E crediamo che la chiave di lettura corretta del problema stia proprio nell’impianto del Codice, che ha ribadito al massimo un concetto fondamentale: il processo penale è pubblico. E pubblici, quindi, sono gli atti che lo riguardano. Ora, è vero che, per parafrasare André Gide, che «la verità non si risolve negli atti di un magistrato» e che spesso vi sia altrettanta verità in ciò che non ha rilevanza penale rispetto a ciò che è penalmente rilevante. Il rischio, in parole poverissime, è che la verità processuale, in questo caso selezionata dal magistrato e dalla pg, assorba quella storica, che dovrebbe essere di competenza dei giornalisti.
Ma il problema non riguarda solo le categorie, giudiziarie e professionali, che rischierebbero di trovarsi in conflitto. In mezzo esiste anche il diritto alla privacy, che deve essere riconosciuto anche agli imputati di mafia che attendono il giudizio, magari in detenzione di massima sicurezza.
Siamo sicuri che i giornalisti abbiano sempre brillato nel rispetto di questi fondamentali diritti? In un Paese come l’Italia, dove spesso la cronaca giudiziaria si è prestata alla grande a usi e scopi politici (e non è un caso che molti brillanti cronisti giudiziari abbiano fatto gavetta in organi di partito) ne abbiamo viste di tutti i colori. E c’è da aggiungere che alcune importanti inchieste dell’ultimo ventennio sono state spesso intralciate dalla disinvoltura con cui determinati atti sono finiti sui media prima ancora che nelle aule. Certo, può essere grave lasciare alla discrezionalità dei magistrati la rilevanza penale delle intercettazioni. Ma non è pacifico che spetti ai giornalisti stabilire del tutto ciò che deve essere divulgato.
L’Italia non vive una situazione felice a livello di libertà di stampa. E Aldo Giannuli, guarda caso uno storico specialista sui Servizi Segreti e non un giornalista, lo ha ribadito: colpa della giurisprudenza, secondo lui, se la stampa italiana subisce dei pesanti limiti. Ma questa giurisprudenza è, in molti casi, il prodotto della reazione ad abusi.

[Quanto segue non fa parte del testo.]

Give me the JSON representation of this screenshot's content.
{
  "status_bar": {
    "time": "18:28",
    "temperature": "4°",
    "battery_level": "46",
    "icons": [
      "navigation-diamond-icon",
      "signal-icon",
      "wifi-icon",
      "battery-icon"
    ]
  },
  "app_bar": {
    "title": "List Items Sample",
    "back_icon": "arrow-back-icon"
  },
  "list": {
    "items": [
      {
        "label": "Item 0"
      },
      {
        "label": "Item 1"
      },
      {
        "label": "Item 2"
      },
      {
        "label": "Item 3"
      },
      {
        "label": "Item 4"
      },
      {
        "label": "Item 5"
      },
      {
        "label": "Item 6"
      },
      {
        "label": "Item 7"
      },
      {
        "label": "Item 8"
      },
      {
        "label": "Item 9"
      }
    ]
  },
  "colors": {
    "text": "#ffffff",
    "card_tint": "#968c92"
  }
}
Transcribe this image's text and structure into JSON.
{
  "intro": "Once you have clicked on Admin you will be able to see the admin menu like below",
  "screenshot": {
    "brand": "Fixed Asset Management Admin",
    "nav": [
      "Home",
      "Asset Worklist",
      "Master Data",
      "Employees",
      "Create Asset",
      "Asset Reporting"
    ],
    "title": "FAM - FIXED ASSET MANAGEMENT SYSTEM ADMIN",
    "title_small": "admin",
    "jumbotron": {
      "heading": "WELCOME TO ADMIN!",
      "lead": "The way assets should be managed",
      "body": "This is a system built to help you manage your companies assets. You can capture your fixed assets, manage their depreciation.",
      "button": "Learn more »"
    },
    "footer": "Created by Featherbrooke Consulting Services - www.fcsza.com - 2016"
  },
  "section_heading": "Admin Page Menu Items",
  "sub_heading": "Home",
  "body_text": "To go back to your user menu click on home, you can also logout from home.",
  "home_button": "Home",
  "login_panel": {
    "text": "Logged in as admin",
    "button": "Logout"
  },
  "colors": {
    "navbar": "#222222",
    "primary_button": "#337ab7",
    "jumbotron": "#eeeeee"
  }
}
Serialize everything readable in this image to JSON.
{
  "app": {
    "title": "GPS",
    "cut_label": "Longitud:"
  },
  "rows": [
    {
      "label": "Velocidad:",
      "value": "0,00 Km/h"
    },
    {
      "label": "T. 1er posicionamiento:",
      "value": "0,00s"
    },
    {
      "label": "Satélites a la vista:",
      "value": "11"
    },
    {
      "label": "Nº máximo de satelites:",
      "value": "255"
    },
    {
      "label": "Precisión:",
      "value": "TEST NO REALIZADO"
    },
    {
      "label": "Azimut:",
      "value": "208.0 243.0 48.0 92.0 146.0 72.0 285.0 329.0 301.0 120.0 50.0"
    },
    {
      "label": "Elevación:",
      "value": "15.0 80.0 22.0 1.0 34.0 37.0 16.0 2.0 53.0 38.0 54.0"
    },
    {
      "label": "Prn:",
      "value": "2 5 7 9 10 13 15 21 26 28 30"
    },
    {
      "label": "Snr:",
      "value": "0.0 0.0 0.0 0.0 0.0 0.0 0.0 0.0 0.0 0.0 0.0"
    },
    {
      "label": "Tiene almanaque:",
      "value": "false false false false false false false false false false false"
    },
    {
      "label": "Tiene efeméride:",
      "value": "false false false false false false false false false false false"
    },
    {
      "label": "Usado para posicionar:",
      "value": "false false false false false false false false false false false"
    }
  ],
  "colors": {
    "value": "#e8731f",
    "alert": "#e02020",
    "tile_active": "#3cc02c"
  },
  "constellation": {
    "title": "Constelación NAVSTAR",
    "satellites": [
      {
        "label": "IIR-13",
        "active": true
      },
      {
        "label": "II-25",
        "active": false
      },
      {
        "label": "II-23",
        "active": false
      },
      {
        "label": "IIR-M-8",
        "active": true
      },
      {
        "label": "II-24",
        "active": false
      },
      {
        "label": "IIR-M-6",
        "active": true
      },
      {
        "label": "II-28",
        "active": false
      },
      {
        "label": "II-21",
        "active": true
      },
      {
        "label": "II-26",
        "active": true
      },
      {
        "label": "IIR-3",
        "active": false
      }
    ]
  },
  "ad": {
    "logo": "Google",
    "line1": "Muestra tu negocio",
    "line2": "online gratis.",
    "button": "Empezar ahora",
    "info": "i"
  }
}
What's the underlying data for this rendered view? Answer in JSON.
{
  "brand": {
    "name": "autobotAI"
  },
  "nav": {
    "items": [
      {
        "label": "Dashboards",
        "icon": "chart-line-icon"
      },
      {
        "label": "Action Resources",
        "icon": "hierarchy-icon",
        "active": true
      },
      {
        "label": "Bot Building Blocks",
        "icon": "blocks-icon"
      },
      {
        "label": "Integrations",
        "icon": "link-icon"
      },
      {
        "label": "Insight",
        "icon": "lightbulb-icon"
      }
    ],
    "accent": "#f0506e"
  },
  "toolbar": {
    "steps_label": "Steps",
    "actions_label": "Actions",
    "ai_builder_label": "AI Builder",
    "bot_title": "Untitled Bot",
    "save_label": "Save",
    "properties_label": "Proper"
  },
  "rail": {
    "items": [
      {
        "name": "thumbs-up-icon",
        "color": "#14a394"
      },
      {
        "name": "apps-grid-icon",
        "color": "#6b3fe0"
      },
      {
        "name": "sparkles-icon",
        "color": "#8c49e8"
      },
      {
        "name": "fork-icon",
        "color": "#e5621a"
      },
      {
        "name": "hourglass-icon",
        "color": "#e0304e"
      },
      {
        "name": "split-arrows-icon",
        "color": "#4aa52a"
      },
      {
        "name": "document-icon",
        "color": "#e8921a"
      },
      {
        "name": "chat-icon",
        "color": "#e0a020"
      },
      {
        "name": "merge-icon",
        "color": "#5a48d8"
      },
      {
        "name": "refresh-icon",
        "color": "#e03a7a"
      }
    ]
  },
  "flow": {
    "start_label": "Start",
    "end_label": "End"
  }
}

Dare norme certe, anche se pesanti, significa comunque limitare gli arbitri di tutte le parti. E se si tenta di fare questo con una legge non proprio brillante, che magari cerca di evitare ai big del centrosinistra ciò che è capitato a Berlusconi, pazienza: le vere responsabilità di questa situazione sono altrove. Magari dove si doveva imporre una deontologia più ferrea per tempo e non lo si è fatto. Ma al momento queste sono solo ipotesi: la parola passa al Parlamento.